Monday, November 16, 2015

Review: The Golden Braid by Melanie Dickerson

Book Cover and Synopsis:
Rapunzel can throw a knife better than any man around. And her skills as an artist rival those of any artist she’s met. But for a woman in medieval times, the one skill she most desires is the hardest one to obtain: the ability to read.

After yet another young man asks for Rapunzel’s hand in marriage, Mother decides they need to move once again, but this time to a larger city. Rapunzel’s heart soars—surely there she can fulfill her dream. But Mother won’t let her close to a man. She claims that no man can be trusted.

After being rescued by a knight on the road to the city, and in turn rescuing him farther down the road, Rapunzel’s opportunity arrives at last. This knight, Sir Gerek, agrees to educate Rapunzel in order to pay back his debt. She just has to put up with his arrogant nature and single-minded focus on riches and prestige.

But this Rapunzel story is unlike any other and the mystery that she uncovers will change everything—except her happily ever after.


My source for book: Review Copy
My Thoughts:
I don't know much about the original Rapunzel tale aside from long hair and a tower so I'm unsure what twists are original here, but I have to say that the Christian angle fits very well into the story--basically seamlessly. The Bible is naturally incorporated into the plot but it's not overpowering or preachy in the least. Very well done!

I enjoyed the coming-of-age feel surrounding Rupunzel, and also the relationship development between her and Sir Gerek. (And there was a lot of development! They were not the best of friends at first...) Rupunzel's mother really confused me by her actions, but at the same time it was rather interesting to see what she would do next. Her intentions and motives eventually do become clear towards the end.

One thing I noticed was there were quite a few mentions of women possibly being attacked, taken advantage of, or similarly misled by men. There's nothing particularly graphic and innuendos are not used, but nevertheless these topics just seemed to keep popping up. It may be that it's realistic for the era, but for the story I would've preferred fewer mentions of these things... especially since a younger age group will likely be a large portion of the audience. 

Overall, I really think this is some of the author's best work. My unfamiliarity with the original Rapunzel tale meant that I had no idea at all of what to expect, and I was quite enthralled through most of the story. I enjoyed very much it and I also really appreciated how the Christian/religious angle is incorporated so well. If you are a fan of fairy tales I would definitely recommend checking this one out! It's a winner!

My Rating: 4.5 stars

Thanks to the publisher (Thomas Nelson) for providing me with a review copy via NetGalley.

Sunday, November 8, 2015

Review: Whispers in the Reading Room by Shelley Gray

Book Cover and Synopsis:
Just months after the closure of the Chicago World's Fair, librarian Lydia Bancroft finds herself fascinated by a mysterious dark-haired and dark-eyed patron. He has never given her his name; he actually never speaks to a single person. All she knows about him is that he loves books as much as she does.
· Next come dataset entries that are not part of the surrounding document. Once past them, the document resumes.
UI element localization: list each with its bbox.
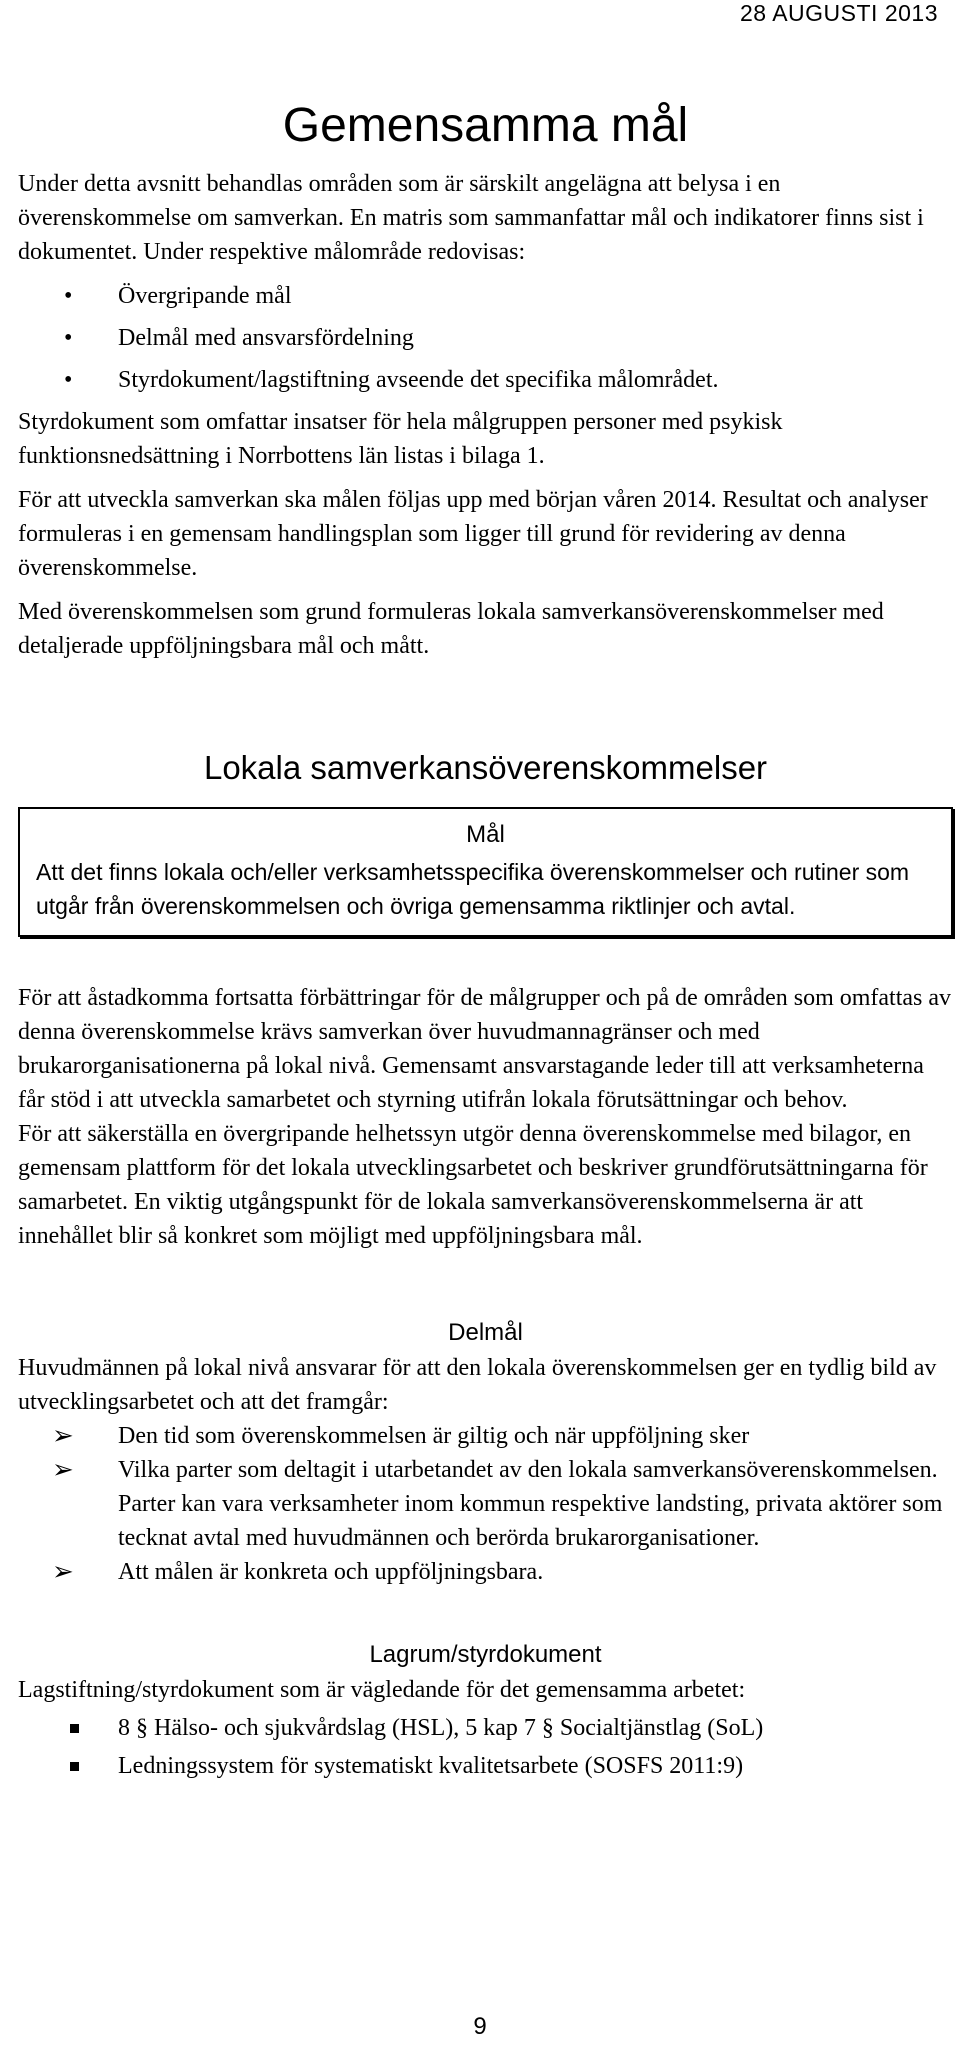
list-item bbox=[18, 1419, 953, 1453]
goal-box bbox=[18, 807, 953, 937]
scope-bullet-list bbox=[18, 279, 953, 397]
arrow-bullet-icon: ➢ bbox=[52, 1454, 74, 1485]
list-item: • Övergripande mål bbox=[18, 279, 953, 313]
list-item bbox=[18, 1453, 953, 1555]
lagrum-intro: Lagstiftning/styrdokument som är vägledande för det gemensamma arbetet: bbox=[18, 1676, 746, 1703]
square-bullet-icon bbox=[70, 1724, 79, 1733]
list-item bbox=[18, 1711, 953, 1745]
list-item: • Styrdokument/lagstiftning avseende det specifika målområdet. bbox=[18, 363, 953, 397]
delmal-intro: Huvudmännen på lokal nivå ansvarar för att den lokala överenskommelsen ger en tydlig bild av utvecklingsarbetet och att det framgår: bbox=[18, 1354, 937, 1415]
intro-paragraph: Under detta avsnitt behandlas områden som är särskilt angelägna att belysa i en överenskommelse om samverkan. En matris som sammanfattar mål och indikatorer finns sist i dokumentet. Under respektive målområde redovisas: bbox=[18, 170, 924, 265]
delmal-list bbox=[18, 1419, 953, 1589]
list-item: • Delmål med ansvarsfördelning bbox=[18, 321, 953, 355]
lagrum-list bbox=[18, 1711, 953, 1783]
header-date: 28 AUGUSTI 2013 bbox=[740, 0, 938, 26]
list-item-text: Den tid som överenskommelsen är giltig och när uppföljning sker bbox=[118, 1422, 750, 1449]
section-title-lokala: Lokala samverkansöverenskommelser bbox=[203, 748, 768, 786]
body-paragraph: För att åstadkomma fortsatta förbättringar för de målgrupper och på de områden som omfattas av denna överenskommelse krävs samverkan över huvudmannagränser och med brukarorganisationerna på lokal nivå. Gemensamt ansvarstagande leder till att verksamheterna får stöd i att utveckla samarbetet och styrning utifrån lokala förutsättningar och behov. bbox=[18, 984, 952, 1113]
goal-box-text: Att det finns lokala och/eller verksamhetsspecifika överenskommelser och rutiner som utgår från överenskommelsen och övriga gemensamma riktlinjer och avtal. bbox=[36, 858, 910, 919]
body-paragraph: Styrdokument som omfattar insatser för hela målgruppen personer med psykisk funktionsnedsättning i Norrbottens län listas i bilaga 1. bbox=[18, 408, 783, 469]
list-item-text: Ledningssystem för systematiskt kvalitetsarbete (SOSFS 2011:9) bbox=[118, 1752, 744, 1779]
body-paragraph: Med överenskommelsen som grund formuleras lokala samverkansöverenskommelser med detaljerade uppföljningsbara mål och mått. bbox=[18, 598, 884, 659]
arrow-bullet-icon: ➢ bbox=[52, 1556, 74, 1587]
body-paragraph: För att utveckla samverkan ska målen följas upp med början våren 2014. Resultat och analyser formuleras i en gemensam handlingsplan som ligger till grund för revidering av denna överenskommelse. bbox=[18, 486, 928, 581]
page-number: 9 bbox=[473, 2013, 487, 2040]
document-body bbox=[18, 100, 953, 1789]
list-item bbox=[18, 1749, 953, 1783]
section-title-gemensamma-mal: Gemensamma mål bbox=[282, 99, 689, 152]
subheading-delmal: Delmål bbox=[448, 1318, 523, 1346]
square-bullet-icon bbox=[70, 1762, 79, 1771]
list-item-text: Att målen är konkreta och uppföljningsbara. bbox=[118, 1558, 544, 1585]
subheading-lagrum: Lagrum/styrdokument bbox=[369, 1640, 602, 1668]
body-paragraph: För att säkerställa en övergripande helhetssyn utgör denna överenskommelse med bilagor, en gemensam plattform för det lokala utvecklingsarbetet och beskriver grundförutsättningarna för samarbetet. En viktig utgångspunkt för de lokala samverkansöverenskommelserna är att innehållet blir så konkret som möjligt med uppföljningsbara mål. bbox=[18, 1120, 928, 1249]
list-item-text: 8 § Hälso- och sjukvårdslag (HSL), 5 kap 7 § Socialtjänstlag (SoL) bbox=[118, 1714, 764, 1741]
arrow-bullet-icon: ➢ bbox=[52, 1420, 74, 1451]
list-item-text: Vilka parter som deltagit i utarbetandet av den lokala samverkansöverenskommelsen. Parter kan vara verksamheter inom kommun respektive landsting, privata aktörer som tecknat avtal med huvudmännen och berörda brukarorganisationer. bbox=[118, 1456, 943, 1551]
list-item bbox=[18, 1555, 953, 1589]
goal-box-title: Mål bbox=[466, 820, 505, 848]
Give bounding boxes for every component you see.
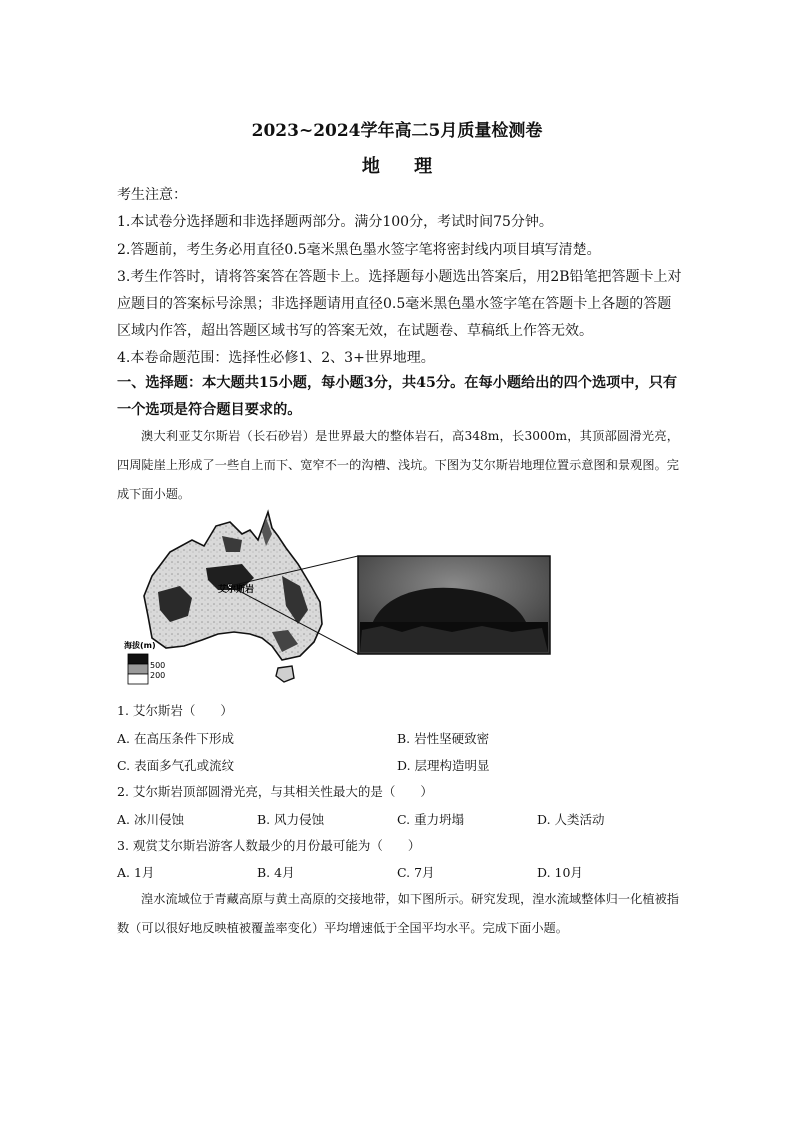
q1-option-c[interactable]: C. 表面多气孔或流纹	[117, 758, 235, 773]
q3-option-a[interactable]: A. 1月	[117, 865, 155, 880]
notice-item-3: 3.考生作答时，请将答案答在答题卡上。选择题每小题选出答案后，用2B铅笔把答题卡上对	[117, 269, 682, 285]
q2-option-c[interactable]: C. 重力坍塌	[397, 812, 465, 827]
q2-option-b[interactable]: B. 风力侵蚀	[257, 812, 325, 827]
legend-title: 海拔(m)	[124, 641, 156, 650]
section-heading: 一、选择题：本大题共15小题，每小题3分，共45分。在每小题给出的四个选项中，只有	[117, 375, 678, 391]
section-heading-cont: 一个选项是符合题目要求的。	[117, 402, 302, 418]
notice-heading: 考生注意：	[117, 187, 187, 203]
notice-item-1: 1.本试卷分选择题和非选择题两部分。满分100分，考试时间75分钟。	[117, 214, 553, 230]
question-3-stem: 3. 观赏艾尔斯岩游客人数最少的月份最可能为（ ）	[117, 838, 421, 853]
legend-500: 500	[150, 661, 166, 670]
subject-title: 地 理	[361, 156, 447, 177]
q3-option-b[interactable]: B. 4月	[257, 865, 295, 880]
question-1-stem: 1. 艾尔斯岩（ ）	[117, 703, 233, 718]
tasmania-map	[276, 666, 294, 682]
figure-svg	[122, 506, 552, 694]
passage-ayers-rock: 澳大利亚艾尔斯岩（长石砂岩）是世界最大的整体岩石，高348m，长3000m，其顶部圆滑光亮，四周陡崖上形成了一些自上而下、宽窄不一的沟槽、浅坑。下图为艾尔斯岩地理位置示意图和景观图。完成下面小题。	[117, 429, 679, 501]
q3-option-d[interactable]: D. 10月	[537, 865, 583, 880]
question-2-stem: 2. 艾尔斯岩顶部圆滑光亮，与其相关性最大的是（ ）	[117, 784, 433, 799]
legend-swatch-high	[128, 654, 148, 664]
notice-item-4: 4.本卷命题范围：选择性必修1、2、3+世界地理。	[117, 350, 435, 366]
q1-option-d[interactable]: D. 层理构造明显	[397, 758, 490, 773]
q1-option-a[interactable]: A. 在高压条件下形成	[117, 731, 234, 746]
legend-swatch-mid	[128, 664, 148, 674]
legend-swatch-low	[128, 674, 148, 684]
exam-title: 2023~2024学年高二5月质量检测卷	[251, 121, 543, 141]
figure-ayers-rock	[122, 506, 552, 694]
q1-option-b[interactable]: B. 岩性坚硬致密	[397, 731, 490, 746]
notice-item-3-cont2: 区域内作答，超出答题区域书写的答案无效，在试题卷、草稿纸上作答无效。	[117, 323, 593, 339]
q2-option-d[interactable]: D. 人类活动	[537, 812, 605, 827]
legend-200: 200	[150, 671, 166, 680]
q3-option-c[interactable]: C. 7月	[397, 865, 435, 880]
q2-option-a[interactable]: A. 冰川侵蚀	[117, 812, 184, 827]
map-label: 艾尔斯岩	[218, 585, 255, 595]
passage-huangshui: 湟水流域位于青藏高原与黄土高原的交接地带，如下图所示。研究发现，湟水流域整体归一化植被指数（可以很好地反映植被覆盖率变化）平均增速低于全国平均水平。完成下面小题。	[117, 892, 679, 935]
notice-item-3-cont: 应题目的答案标号涂黑；非选择题请用直径0.5毫米黑色墨水签字笔在答题卡上各题的答题	[117, 296, 672, 312]
notice-item-2: 2.答题前，考生务必用直径0.5毫米黑色墨水签字笔将密封线内项目填写清楚。	[117, 242, 601, 258]
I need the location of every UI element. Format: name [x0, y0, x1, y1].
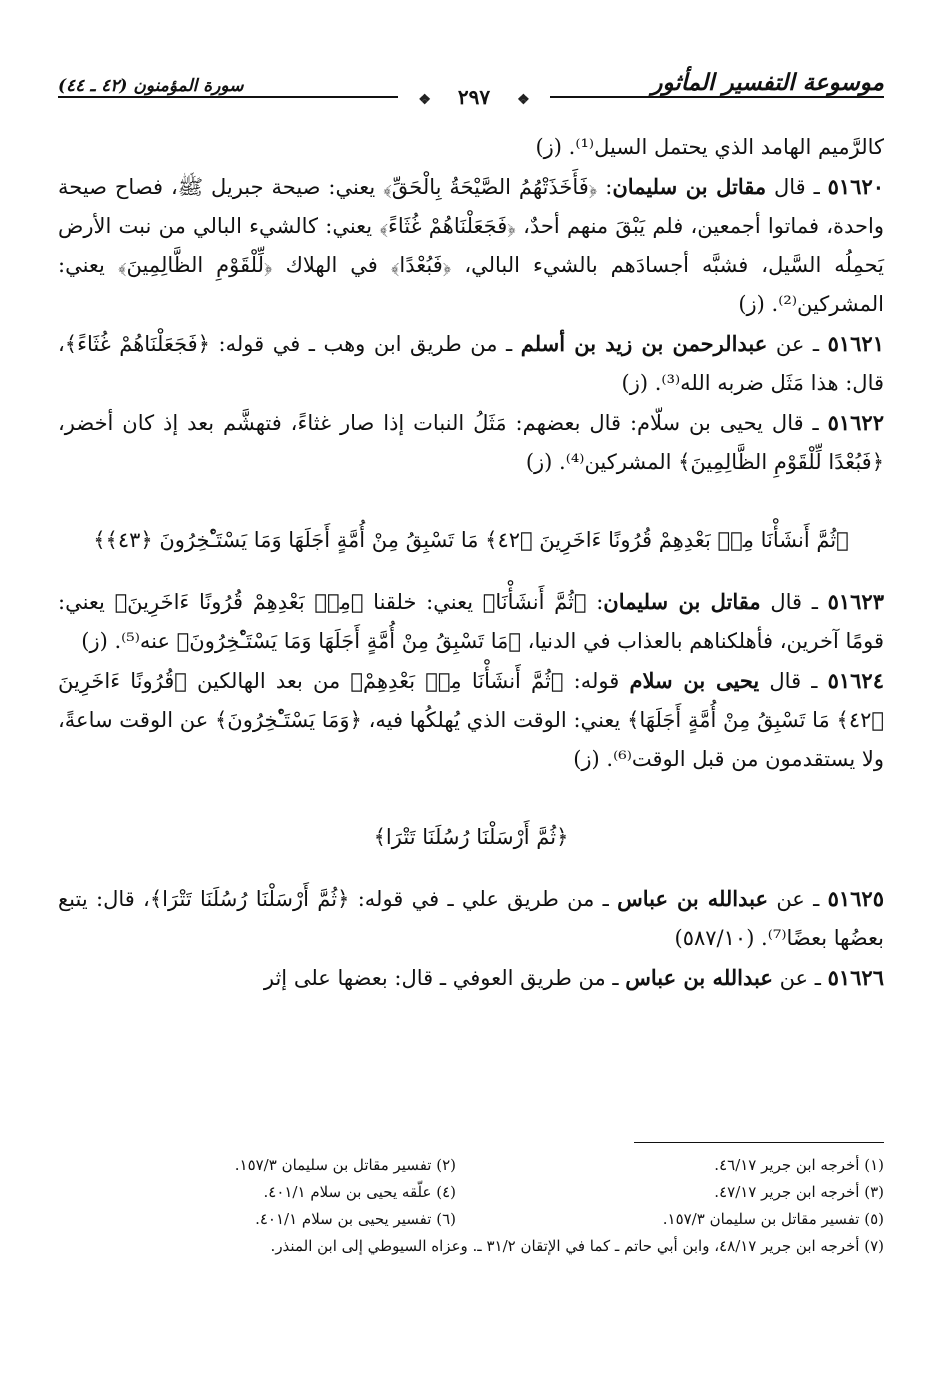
paragraph: [58, 128, 884, 167]
narrator-name: مقاتل بن سليمان: [612, 174, 767, 199]
paragraph-text: : ﴿فَأَخَذَتْهُمُ الصَّيْحَةُ بِالْحَقِّ﴾ يعني: صيحة جبريل ﷺ، فصاح صيحة واحدة، فماتوا أجمعين، فلم يَبْقَ منهم أحدٌ، ﴿فَجَعَلْنَاهُمْ غُثَاءً﴾ يعني: كالشيء البالي من نبت الأرض يَحمِلُه السَّيل، فشبَّه أجسادَهم بالشيء البالي، ﴿فَبُعْدًا﴾ في الهلاك ﴿لِّلْقَوْمِ الظَّالِمِينَ﴾ يعني: المشركين⁽²⁾. (ز): [58, 175, 884, 316]
paragraph-text: ـ من طريق ابن وهب ـ في قوله: ﴿فَجَعَلْنَاهُمْ غُثَاءً﴾، قال: هذا مَثَل ضربه الله⁽³⁾. (ز): [58, 332, 884, 395]
paragraph-text: ـ قال: [766, 175, 828, 199]
narration-number: ٥١٦٢٤: [827, 668, 884, 693]
footnote: (٣) أخرجه ابن جرير ٤٧/١٧.: [714, 1183, 884, 1201]
paragraph: [58, 582, 884, 661]
page-body: [58, 128, 884, 998]
paragraph: [58, 958, 884, 998]
paragraph-text: ـ قال يحيى بن سلّام: قال بعضهم: مَثَلُ النبات إذا صار غثاءً، فتهشَّم بعد إذ كان أخضر، ﴿فَبُعْدًا لِّلْقَوْمِ الظَّالِمِينَ﴾ المشركين⁽⁴⁾. (ز): [58, 411, 884, 474]
book-title: موسوعة التفسير المأثور: [651, 69, 884, 96]
ornament-icon: ❖: [408, 89, 441, 111]
paragraph: [58, 324, 884, 403]
paragraph-text: ـ من طريق علي ـ في قوله: ﴿ثُمَّ أَرْسَلْنَا رُسُلَنَا تَتْرَا﴾، قال: يتبع بعضُها بعضًا⁽⁷⁾. (٥٨٧/١٠): [58, 887, 884, 950]
quran-verse-heading: ﴿ثُمَّ أَنشَأْنَا مِنۢ بَعْدِهِمْ قُرُونًا ءَاخَرِينَ ﴿٤٢﴾ مَا تَسْبِقُ مِنْ أُمَّةٍ أَجَلَهَا وَمَا يَسْتَـْٔخِرُونَ ﴿٤٣﴾﴾: [93, 528, 849, 552]
narrator-name: يحيى بن سلام: [629, 668, 760, 693]
paragraph-text: كالرَّميم الهامد الذي يحتمل السيل⁽¹⁾. (ز): [535, 135, 884, 159]
paragraph: [58, 879, 884, 958]
footnotes: [58, 1152, 884, 1260]
paragraph-text: ـ من طريق العوفي ـ قال: بعضها على إثر: [263, 966, 626, 990]
narration-number: ٥١٦٢٢: [827, 410, 884, 435]
footnote: (٦) تفسير يحيى بن سلام ٤٠١/١.: [255, 1210, 456, 1228]
sura-title: سورة المؤمنون (٤٢ ـ ٤٤): [58, 76, 244, 96]
narration-number: ٥١٦٢١: [827, 331, 884, 356]
paragraph-text: قوله: ﴿ثُمَّ أَنشَأْنَا مِنۢ بَعْدِهِمْ﴾ من بعد الهالكين ﴿قُرُونًا ءَاخَرِينَ ﴿٤٢﴾ مَا تَسْبِقُ مِنْ أُمَّةٍ أَجَلَهَا﴾ يعني: الوقت الذي يُهلكُها فيه، ﴿وَمَا يَسْتَـْٔخِرُونَ﴾ عن الوقت ساعةً، ولا يستقدمون من قبل الوقت⁽⁶⁾. (ز): [58, 669, 884, 771]
paragraph-text: ـ عن: [768, 887, 828, 911]
narrator-name: عبدالرحمن بن زيد بن أسلم: [520, 331, 768, 356]
paragraph-text: ـ قال: [760, 590, 828, 614]
page-number-wrap: [0, 86, 948, 111]
narration-number: ٥١٦٢٦: [827, 965, 884, 990]
narration-number: ٥١٦٢٠: [827, 174, 885, 199]
paragraph: [58, 167, 884, 324]
paragraph-text: ـ قال: [759, 669, 828, 693]
footnote: (١) أخرجه ابن جرير ٤٦/١٧.: [714, 1156, 884, 1174]
narrator-name: مقاتل بن سليمان: [603, 589, 761, 614]
narration-number: ٥١٦٢٣: [827, 589, 884, 614]
paragraph: [58, 661, 884, 779]
narration-number: ٥١٦٢٥: [827, 886, 884, 911]
narrator-name: عبدالله بن عباس: [617, 886, 769, 911]
footnote-separator: [634, 1142, 884, 1143]
quran-verse-heading: ﴿ثُمَّ أَرْسَلْنَا رُسُلَنَا تَتْرَا﴾: [373, 825, 569, 849]
page-number: ٢٩٧: [448, 86, 500, 108]
paragraph-text: ـ عن: [772, 966, 828, 990]
paragraph-text: ـ عن: [767, 332, 828, 356]
paragraph: [58, 403, 884, 482]
paragraph-text: : ﴿ثُمَّ أَنشَأْنَا﴾ يعني: خلقنا ﴿مِنۢ بَعْدِهِمْ قُرُونًا ءَاخَرِينَ﴾ يعني: قومًا آخرين، فأهلكناهم بالعذاب في الدنيا، ﴿مَا تَسْبِقُ مِنْ أُمَّةٍ أَجَلَهَا وَمَا يَسْتَـْٔخِرُونَ﴾ عنه⁽⁵⁾. (ز): [58, 590, 884, 653]
narrator-name: عبدالله بن عباس: [625, 965, 773, 990]
footnote: (٥) تفسير مقاتل بن سليمان ١٥٧/٣.: [662, 1210, 884, 1228]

Only when he rescues her in the lobby of the Hartman Hotel does she discover that his name is Sebastian Marks. She also discovers that he lives at the top of the prestigious hotel and that most everyone in Chicago is intrigued by him.

Lydia and Sebastian form a fragile friendship, but when she discovers that Mr. Marks isn't merely a very wealthy gentleman, but also the proprietor of an infamous saloon and gambling club, she is shocked.

Lydia insists on visiting the club one fateful night and suddenly is a suspect to a murder. She must determine who she can trust, who is innocent, and if Sebastian Marks—the man so many people fear—is actually everything her heart believes him to be.

My source for book: Review Copy
My Thoughts:
I found it very interesting to watch Lydia and Sebastian form a friendship despite their extremely different lifestyles. I liked how Sebastian seemed slightly different when he was around Lydia, because her influence made him want to be a better person. Honestly I'm not sure how realistic the whole storyline is, but it's definitely intriguing and it makes you think about differences in lifestyles, class, and even good vs. bad parts of town.

I was somewhat appalled by Lydia's mother's behavior as she languished in bed waiting for her daughter to catch a man to save them from their money troubles. I don't know how authentic this was, but it certainly shows the emphasis placed on a good match in the era. I liked how Lydia didn't necessarily follow her mother's money-grabbing wishes; instead Lydia thought to look ahead to her future instead of only her present circumstances.

This is apparently the final book in a series, however it works well as a stand alone. There are a few quick references to side characters that feel placed especially for those who've read the other stories, but I personally haven't read any of the previous books and I had no trouble jumping right in to this one.

Overall I mostly enjoyed the story, though I do feel it lost some momentum towards the end and unfortunately it never really recovered. The "separation" that always comes near the end of romances seemed a bit forced and didn't really fit the tone that the book had already established. Still, I did mostly enjoy the book and it makes me curious to try some of the author's other works.

My Rating: 4 stars

Thanks to the publisher (Zondervan) for providing me with a review copy via NetGalley.